“Long live the Republic,” she wrote in her letters. “What a dream and what enthusiasm, and then, too, what behaviour, what order in Paris. I have just arrived, and I saw the last of the barricades. The people are great, sublime, simple and generous, the most admirable people in the universe. I spent nights without any sleep and days without sitting down. Every one was wild and intoxicated with delight, for after going to sleep in the mire they have awakened in heaven."(39)
(39) Correspondance: To Ch. Poncy, March 9, 1848.
She goes on dreaming thus of the stars. Everything she hears, everything she sees enchants her. The most absurd measures delight her. She either thinks they are most noble, liberal steps to have taken, or else they are very good jokes.
“Rothschild,” she writes, “expresses very fine sentiments about liberty at present. The Provisional Government is keeping him in sight, as it does not wish him to make off with his money, and so will put some of the troops on his track.

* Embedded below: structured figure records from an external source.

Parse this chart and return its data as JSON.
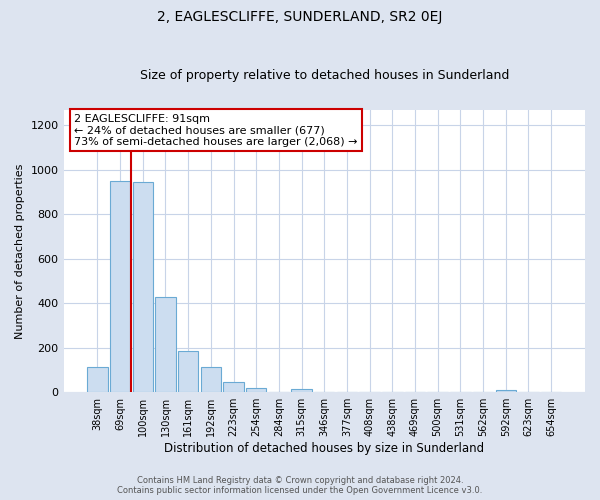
{
  "title": "2, EAGLESCLIFFE, SUNDERLAND, SR2 0EJ",
  "subtitle": "Size of property relative to detached houses in Sunderland",
  "xlabel": "Distribution of detached houses by size in Sunderland",
  "ylabel": "Number of detached properties",
  "bar_labels": [
    "38sqm",
    "69sqm",
    "100sqm",
    "130sqm",
    "161sqm",
    "192sqm",
    "223sqm",
    "254sqm",
    "284sqm",
    "315sqm",
    "346sqm",
    "377sqm",
    "408sqm",
    "438sqm",
    "469sqm",
    "500sqm",
    "531sqm",
    "562sqm",
    "592sqm",
    "623sqm",
    "654sqm"
  ],
  "bar_values": [
    115,
    950,
    945,
    430,
    185,
    115,
    45,
    20,
    0,
    15,
    0,
    0,
    0,
    0,
    0,
    0,
    0,
    0,
    10,
    0,
    0
  ],
  "bar_color": "#ccddf0",
  "bar_edge_color": "#6aaad4",
  "vline_x_index": 1.5,
  "vline_color": "#cc0000",
  "ylim": [
    0,
    1270
  ],
  "yticks": [
    0,
    200,
    400,
    600,
    800,
    1000,
    1200
  ],
  "annotation_title": "2 EAGLESCLIFFE: 91sqm",
  "annotation_line1": "← 24% of detached houses are smaller (677)",
  "annotation_line2": "73% of semi-detached houses are larger (2,068) →",
  "annotation_box_color": "#cc0000",
  "footer_line1": "Contains HM Land Registry data © Crown copyright and database right 2024.",
  "footer_line2": "Contains public sector information licensed under the Open Government Licence v3.0.",
  "fig_bg_color": "#dde4f0",
  "plot_bg_color": "#ffffff",
  "grid_color": "#c8d4e8"
}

The most amusing things are happening.” A little later on she writes: “The Government and the people expect to have bad deputies, but they have agreed to put them through the window. You must come, and we will go and see all this and have fun."(40)
(40) Correspondance: To Maurice Sand, March 24, 1848.

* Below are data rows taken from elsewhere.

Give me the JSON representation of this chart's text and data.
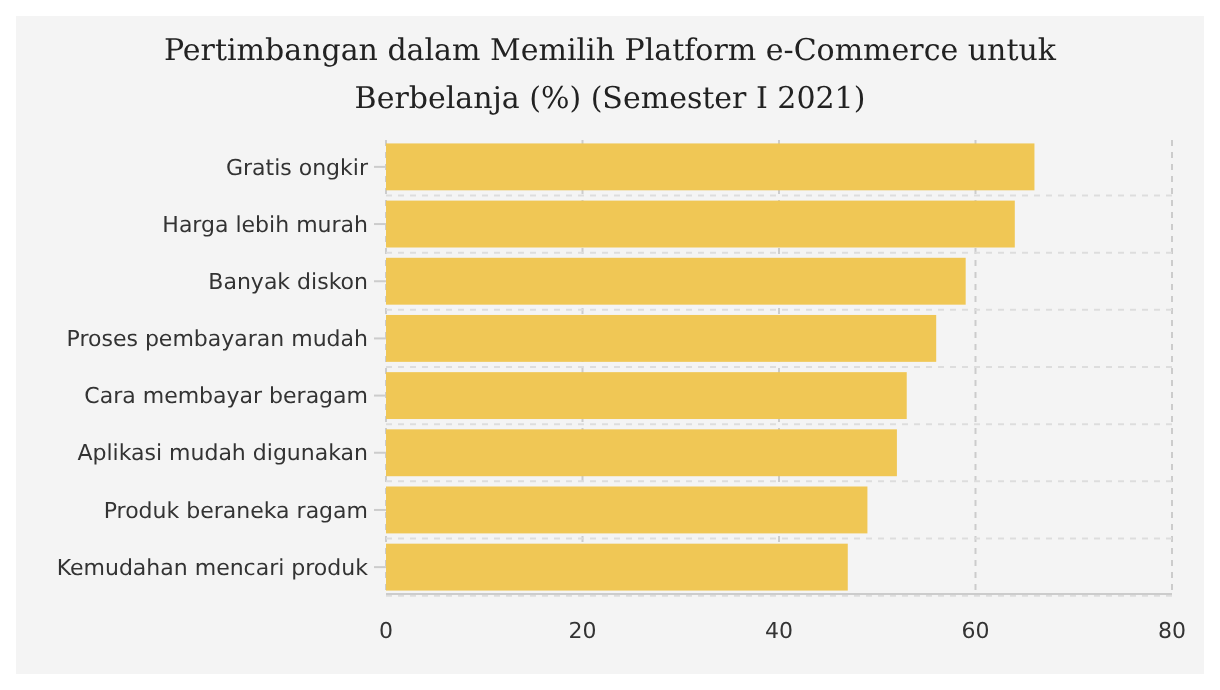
{
  "chart_data": {
    "type": "bar",
    "orientation": "horizontal",
    "title": "Pertimbangan dalam Memilih Platform e-Commerce untuk Berbelanja (%) (Semester I 2021)",
    "categories": [
      "Gratis ongkir",
      "Harga lebih murah",
      "Banyak diskon",
      "Proses pembayaran mudah",
      "Cara membayar beragam",
      "Aplikasi mudah digunakan",
      "Produk beraneka ragam",
      "Kemudahan mencari produk"
    ],
    "values": [
      66,
      64,
      59,
      56,
      53,
      52,
      49,
      47
    ],
    "color": "#f0c755",
    "xlim": [
      0,
      80
    ],
    "xticks": [
      0,
      20,
      40,
      60,
      80
    ],
    "grid": true
  }
}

She was thoroughly entertained, and that is very significant. We must not forget the famous phrase that sounded the death-knell of the July monarchy, “La France s’ennuie.” France had gone in for a revolution by way of being entertained.

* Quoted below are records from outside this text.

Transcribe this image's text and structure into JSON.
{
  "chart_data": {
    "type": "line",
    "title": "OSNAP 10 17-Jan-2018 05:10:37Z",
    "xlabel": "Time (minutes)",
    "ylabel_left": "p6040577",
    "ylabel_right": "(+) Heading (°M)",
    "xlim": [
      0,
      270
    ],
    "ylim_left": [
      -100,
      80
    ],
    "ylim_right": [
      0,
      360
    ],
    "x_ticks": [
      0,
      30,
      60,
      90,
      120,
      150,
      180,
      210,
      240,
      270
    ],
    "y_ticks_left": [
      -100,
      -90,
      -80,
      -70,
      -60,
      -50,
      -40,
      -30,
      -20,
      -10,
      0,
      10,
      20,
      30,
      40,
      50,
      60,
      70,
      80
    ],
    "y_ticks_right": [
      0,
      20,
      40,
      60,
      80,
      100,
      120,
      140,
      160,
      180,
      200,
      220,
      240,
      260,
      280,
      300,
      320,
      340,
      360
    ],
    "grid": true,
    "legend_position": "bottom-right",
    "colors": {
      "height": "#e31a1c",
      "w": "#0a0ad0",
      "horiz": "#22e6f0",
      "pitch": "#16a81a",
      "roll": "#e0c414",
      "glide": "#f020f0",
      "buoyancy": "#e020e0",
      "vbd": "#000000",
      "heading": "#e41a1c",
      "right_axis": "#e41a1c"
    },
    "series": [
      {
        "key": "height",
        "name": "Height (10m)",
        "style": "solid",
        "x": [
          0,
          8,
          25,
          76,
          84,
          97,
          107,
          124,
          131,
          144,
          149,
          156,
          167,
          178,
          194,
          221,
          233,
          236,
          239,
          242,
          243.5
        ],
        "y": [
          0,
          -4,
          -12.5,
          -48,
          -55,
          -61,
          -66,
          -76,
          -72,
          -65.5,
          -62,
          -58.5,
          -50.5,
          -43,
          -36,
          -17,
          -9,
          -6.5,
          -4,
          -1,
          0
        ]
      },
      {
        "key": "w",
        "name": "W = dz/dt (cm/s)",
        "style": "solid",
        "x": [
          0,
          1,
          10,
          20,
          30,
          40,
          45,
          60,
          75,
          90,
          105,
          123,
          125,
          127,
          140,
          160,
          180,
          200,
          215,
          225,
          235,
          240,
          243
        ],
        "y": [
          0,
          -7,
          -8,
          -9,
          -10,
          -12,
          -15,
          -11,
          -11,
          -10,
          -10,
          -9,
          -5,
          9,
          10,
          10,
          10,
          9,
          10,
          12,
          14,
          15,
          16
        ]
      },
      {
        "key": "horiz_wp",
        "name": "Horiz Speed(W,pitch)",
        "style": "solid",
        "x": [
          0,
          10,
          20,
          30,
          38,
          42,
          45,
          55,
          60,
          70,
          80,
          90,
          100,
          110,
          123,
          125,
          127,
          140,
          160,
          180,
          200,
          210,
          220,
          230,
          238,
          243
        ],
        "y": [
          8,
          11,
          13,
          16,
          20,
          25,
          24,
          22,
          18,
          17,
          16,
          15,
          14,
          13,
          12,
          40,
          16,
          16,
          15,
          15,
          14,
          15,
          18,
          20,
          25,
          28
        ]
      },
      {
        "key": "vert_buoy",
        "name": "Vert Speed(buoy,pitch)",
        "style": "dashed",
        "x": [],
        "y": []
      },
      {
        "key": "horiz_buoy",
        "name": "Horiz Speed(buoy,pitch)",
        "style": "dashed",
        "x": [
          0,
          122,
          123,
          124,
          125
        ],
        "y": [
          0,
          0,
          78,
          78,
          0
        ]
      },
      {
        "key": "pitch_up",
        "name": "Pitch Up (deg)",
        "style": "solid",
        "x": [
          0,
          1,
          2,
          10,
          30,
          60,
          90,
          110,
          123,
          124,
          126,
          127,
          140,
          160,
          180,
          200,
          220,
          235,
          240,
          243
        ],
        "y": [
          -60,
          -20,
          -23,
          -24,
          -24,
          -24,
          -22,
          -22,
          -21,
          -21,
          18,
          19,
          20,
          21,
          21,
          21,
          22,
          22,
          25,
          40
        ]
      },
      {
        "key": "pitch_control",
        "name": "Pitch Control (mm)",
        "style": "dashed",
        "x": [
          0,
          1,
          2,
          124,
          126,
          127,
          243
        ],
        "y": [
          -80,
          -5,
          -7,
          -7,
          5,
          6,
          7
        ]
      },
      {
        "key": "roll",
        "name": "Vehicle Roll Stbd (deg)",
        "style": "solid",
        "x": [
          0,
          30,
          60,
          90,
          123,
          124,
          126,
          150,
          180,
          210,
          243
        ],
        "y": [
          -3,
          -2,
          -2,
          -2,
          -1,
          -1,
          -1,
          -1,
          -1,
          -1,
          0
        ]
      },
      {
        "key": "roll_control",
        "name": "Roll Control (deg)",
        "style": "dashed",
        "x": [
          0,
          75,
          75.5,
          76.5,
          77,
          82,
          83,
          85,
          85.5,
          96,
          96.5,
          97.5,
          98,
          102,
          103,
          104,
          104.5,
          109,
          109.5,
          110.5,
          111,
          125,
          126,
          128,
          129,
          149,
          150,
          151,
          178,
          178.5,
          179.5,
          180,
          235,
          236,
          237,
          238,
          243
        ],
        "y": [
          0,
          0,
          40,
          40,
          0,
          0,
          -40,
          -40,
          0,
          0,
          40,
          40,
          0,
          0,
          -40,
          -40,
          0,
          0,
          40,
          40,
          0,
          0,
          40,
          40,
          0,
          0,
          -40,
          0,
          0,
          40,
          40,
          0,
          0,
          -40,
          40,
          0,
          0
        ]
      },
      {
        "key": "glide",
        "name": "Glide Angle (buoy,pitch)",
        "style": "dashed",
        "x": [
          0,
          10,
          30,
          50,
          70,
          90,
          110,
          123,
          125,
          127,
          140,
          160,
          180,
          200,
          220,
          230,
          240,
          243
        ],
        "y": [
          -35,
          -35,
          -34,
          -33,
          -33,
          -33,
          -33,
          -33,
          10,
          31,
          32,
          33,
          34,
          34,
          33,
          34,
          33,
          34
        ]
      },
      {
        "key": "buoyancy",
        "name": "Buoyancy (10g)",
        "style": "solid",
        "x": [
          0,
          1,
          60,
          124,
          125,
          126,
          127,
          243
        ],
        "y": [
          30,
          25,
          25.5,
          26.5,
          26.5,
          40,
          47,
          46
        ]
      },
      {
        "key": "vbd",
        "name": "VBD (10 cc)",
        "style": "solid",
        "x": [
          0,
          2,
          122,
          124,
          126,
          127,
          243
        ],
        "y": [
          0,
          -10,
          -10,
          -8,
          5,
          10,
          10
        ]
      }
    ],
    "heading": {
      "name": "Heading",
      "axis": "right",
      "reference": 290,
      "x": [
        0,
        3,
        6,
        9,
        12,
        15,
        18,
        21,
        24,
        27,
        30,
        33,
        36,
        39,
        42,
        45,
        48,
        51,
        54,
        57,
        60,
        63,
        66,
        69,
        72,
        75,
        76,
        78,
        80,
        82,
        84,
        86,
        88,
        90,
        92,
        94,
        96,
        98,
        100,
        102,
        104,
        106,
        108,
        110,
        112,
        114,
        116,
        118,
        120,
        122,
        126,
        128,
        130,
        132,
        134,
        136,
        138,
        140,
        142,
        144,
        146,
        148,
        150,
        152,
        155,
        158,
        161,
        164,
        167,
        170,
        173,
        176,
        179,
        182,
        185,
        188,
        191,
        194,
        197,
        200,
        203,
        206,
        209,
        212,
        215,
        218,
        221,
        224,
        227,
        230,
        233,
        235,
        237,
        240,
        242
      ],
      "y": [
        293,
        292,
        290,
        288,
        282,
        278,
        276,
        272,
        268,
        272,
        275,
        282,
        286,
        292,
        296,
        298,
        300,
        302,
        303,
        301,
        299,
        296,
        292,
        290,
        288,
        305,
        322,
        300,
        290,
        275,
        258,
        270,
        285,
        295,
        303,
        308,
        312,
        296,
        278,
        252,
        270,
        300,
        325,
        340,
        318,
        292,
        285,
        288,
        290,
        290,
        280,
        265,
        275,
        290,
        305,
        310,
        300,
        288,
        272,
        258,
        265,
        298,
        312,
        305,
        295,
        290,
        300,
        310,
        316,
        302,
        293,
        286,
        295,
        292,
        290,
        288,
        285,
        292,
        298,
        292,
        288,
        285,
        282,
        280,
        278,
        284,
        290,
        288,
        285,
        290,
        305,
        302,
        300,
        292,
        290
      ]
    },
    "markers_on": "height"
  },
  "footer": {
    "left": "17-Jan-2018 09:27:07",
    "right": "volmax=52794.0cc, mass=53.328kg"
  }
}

George Sand was entertained, then, by what was taking place. She went down into the street where there was plenty to see. In the mornings there were the various coloured posters to be read. These had been put up in the night, and they were in prose and in verse.
Processions were also organized, and men, women and children, with banners unfurled, marched along to music to the Hotel de Ville, carrying baskets decorated with ribbons and flowers. Every corporation and every profession considered itself bound in honour to congratulate the Government and to encourage it in its well-doing. One day the procession would be of the women who made waistcoats or breeches, another day of the water-carriers, or of those who had been decorated in July or wounded in February; then there were the pavement-layers, the washerwomen, the delegates from the Paris night-soil men. There were delegates, too, from the Germans, Italians, Poles, and most of the inhabitants of Montmartre and of Batignolles. We must not forget the trees of Liberty, as George Sand speaks of meeting with three of these in one day. “Immense pines,” she writes, “carried on the shoulders of fifty working-men. A drum went first, then the flag, followed by bands of these fine tillers of the ground, strong-looking, serious men with wreaths of leaves on their head, and a spade, pick-axe or hatchet over their shoulder. It was magnificent; finer than all the Roberts in the world."(41) Such was the tone of her letters.